Il ajoute qu’il a lancé plus d’un artisan, qui sont maintenant référencés au Bon Marché ou dans des concepts de décoration prestigieux, mais ça ne le gêne pas, chacun son rôle et sa cible de clientèle, ajoute t-il.
Mon truc à moi c’est de découvrir, pas de dupliquer, c’est ce que j’aime, et il se trouve que c’est un business modèle qui fonctionne, alors pourquoi changer ?
Non, Régis n’ouvrira pas d’autres galeries Ailleurs, il a vu ses parents s’épuiser à multiplier leurs boutiques, il sait que plus on grandit, plus on a de charges, et plus on est obligé de trouver des produits duplicables à forte marge. Perdre son âme ? Surtout pas… Il préfère investir sur des projets de décoration avec des professionnels, il travaille avec sa femme sur un chantier pour un restaurant, c’est là où il exprime le mieux sa créativité et son art de la scénographie.
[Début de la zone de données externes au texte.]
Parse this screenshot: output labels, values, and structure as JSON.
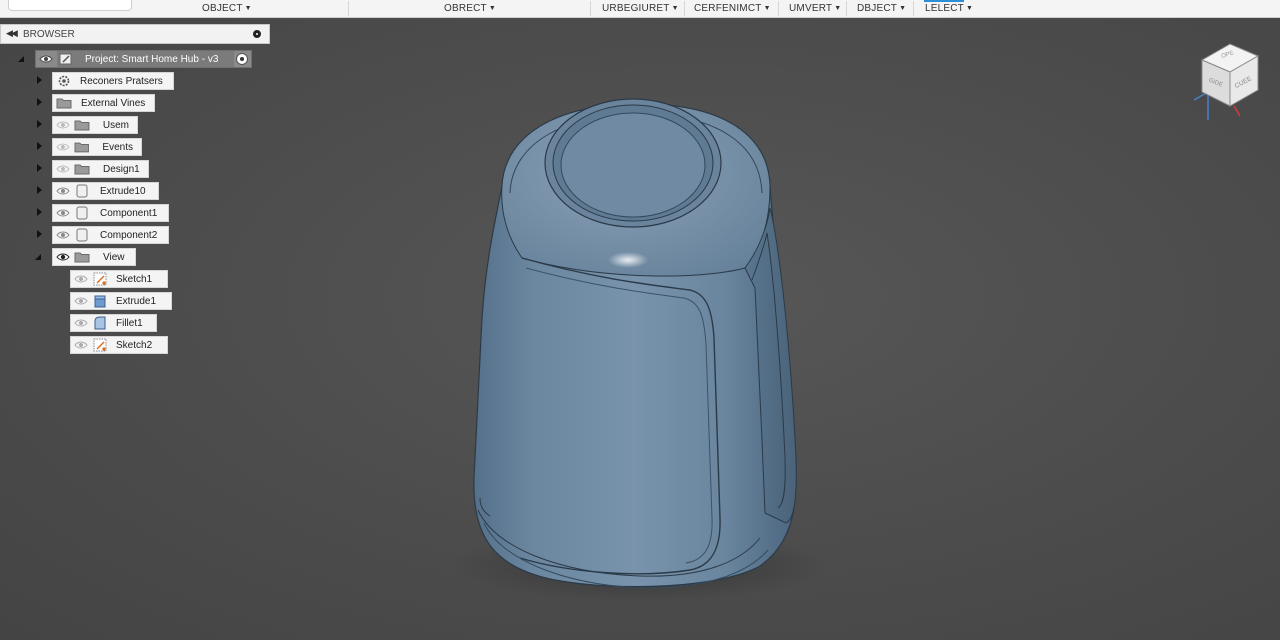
{
  "toolbar": {
    "menus": [
      {
        "label": "OBJECT"
      },
      {
        "label": "OBRECT"
      },
      {
        "label": "URBEGIURET"
      },
      {
        "label": "CERFENIMCT"
      },
      {
        "label": "UMVERT"
      },
      {
        "label": "DBJECT"
      },
      {
        "label": "LELECT"
      }
    ]
  },
  "browser": {
    "title": "BROWSER",
    "root": {
      "label": "Project: Smart Home Hub - v3"
    },
    "items": [
      {
        "label": "Reconers Pratsers"
      },
      {
        "label": "External Vines"
      },
      {
        "label": "Usem"
      },
      {
        "label": "Events"
      },
      {
        "label": "Design1"
      },
      {
        "label": "Extrude10"
      },
      {
        "label": "Component1"
      },
      {
        "label": "Component2"
      },
      {
        "label": "View"
      }
    ],
    "children": [
      {
        "label": "Sketch1"
      },
      {
        "label": "Extrude1"
      },
      {
        "label": "Fillet1"
      },
      {
        "label": "Sketch2"
      }
    ]
  },
  "viewcube": {
    "faces": [
      {
        "label": "GIDE"
      },
      {
        "label": "CUEE"
      },
      {
        "label": "OPE"
      }
    ]
  },
  "colors": {
    "viewport_bg": "#4c4c4c",
    "model_body": "#6d8aa3",
    "accent_blue": "#2a8fd8"
  }
}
Je regarde autour de moi et je propose à Régis de faire le tour de la galerie. Pas de packaging, pas d’étiquette moche, tout ce qui est là semble faire partie de la pièce depuis toujours, mais en réalité tout est à vendre, des tables aux étagères en passant par les écharpes en Baby lama.
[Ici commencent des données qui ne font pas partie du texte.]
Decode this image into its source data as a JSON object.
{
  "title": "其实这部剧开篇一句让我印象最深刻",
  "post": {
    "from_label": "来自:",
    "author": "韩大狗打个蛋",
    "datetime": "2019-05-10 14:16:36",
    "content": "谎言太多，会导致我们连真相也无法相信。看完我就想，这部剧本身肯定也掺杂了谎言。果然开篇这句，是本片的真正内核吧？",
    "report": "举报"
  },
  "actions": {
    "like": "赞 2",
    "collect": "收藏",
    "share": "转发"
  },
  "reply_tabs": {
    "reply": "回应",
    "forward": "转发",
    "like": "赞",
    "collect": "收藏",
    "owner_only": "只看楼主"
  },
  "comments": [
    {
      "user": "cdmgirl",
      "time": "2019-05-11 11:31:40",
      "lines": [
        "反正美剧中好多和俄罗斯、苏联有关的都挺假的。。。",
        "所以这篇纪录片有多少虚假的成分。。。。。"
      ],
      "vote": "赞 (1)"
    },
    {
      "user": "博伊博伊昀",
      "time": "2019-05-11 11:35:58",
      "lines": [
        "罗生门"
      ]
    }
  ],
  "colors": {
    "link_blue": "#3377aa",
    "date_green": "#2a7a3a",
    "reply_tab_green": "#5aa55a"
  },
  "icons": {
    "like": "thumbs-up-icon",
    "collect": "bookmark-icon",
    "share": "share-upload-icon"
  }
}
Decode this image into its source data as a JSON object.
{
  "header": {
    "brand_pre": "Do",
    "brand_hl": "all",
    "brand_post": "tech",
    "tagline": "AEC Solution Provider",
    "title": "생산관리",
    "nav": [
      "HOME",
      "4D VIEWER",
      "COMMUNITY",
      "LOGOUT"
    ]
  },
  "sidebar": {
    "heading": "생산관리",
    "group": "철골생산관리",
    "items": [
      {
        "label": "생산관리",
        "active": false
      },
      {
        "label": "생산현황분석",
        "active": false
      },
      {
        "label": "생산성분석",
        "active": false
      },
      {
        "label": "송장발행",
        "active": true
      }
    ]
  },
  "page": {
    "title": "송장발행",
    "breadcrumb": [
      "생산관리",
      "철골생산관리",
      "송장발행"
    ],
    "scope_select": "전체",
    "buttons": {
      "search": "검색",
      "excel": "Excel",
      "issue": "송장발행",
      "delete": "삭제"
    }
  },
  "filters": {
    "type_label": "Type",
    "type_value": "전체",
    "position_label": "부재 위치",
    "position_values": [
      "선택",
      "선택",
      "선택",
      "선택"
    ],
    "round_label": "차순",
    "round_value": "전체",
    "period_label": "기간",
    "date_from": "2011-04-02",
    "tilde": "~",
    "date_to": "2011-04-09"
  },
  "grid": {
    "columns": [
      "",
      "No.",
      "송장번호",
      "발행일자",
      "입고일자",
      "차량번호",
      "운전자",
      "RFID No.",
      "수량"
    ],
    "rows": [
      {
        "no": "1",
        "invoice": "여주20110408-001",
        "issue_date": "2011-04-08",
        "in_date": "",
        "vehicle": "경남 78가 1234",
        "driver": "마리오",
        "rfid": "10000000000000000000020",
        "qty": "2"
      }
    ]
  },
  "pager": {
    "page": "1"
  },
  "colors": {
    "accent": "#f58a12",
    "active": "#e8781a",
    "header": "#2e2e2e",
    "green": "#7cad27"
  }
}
Tout sauf le chien que Régis déloge vertement d’un plaid en cashmere à 300 € sur lequel l’animal se prélasse langoureusement. Présenter côte à côte un verre de Murano, une thermos Sowden en acier inox et une carafe de lait à l’ancienne, c’est tout le talent de Régis, parce c’est ce qui fait qu’on a envie de tout rapporter chez soi, pour reconstituer le décor, à l’identique !
Je sens que ma frénésie d’achat revient au grand galop, frétillement devant les verres aux couleurs bleues lagon, le service de table irrésistible, l’infinie variété des céramiques venues des quatre coins du monde, la légèreté féérique des luminaires… je veux tout.
Et puis je m’arrête devant le miroir rond qui me fait de l’œil au milieu du mur central. De loin c’est un tableau qui renvoie les reflets liquides d’une rivière, de près, son teint piqué d’oxydes adoucit la texture de la peau plus finement qu’une retouche photoshop, un véritable piège à Narcisse !
Je me trouve vraiment pas mal dans ce miroir, façon marâtre de Blanche Neige qui interroge son miroir, et je demande le prix à Régis.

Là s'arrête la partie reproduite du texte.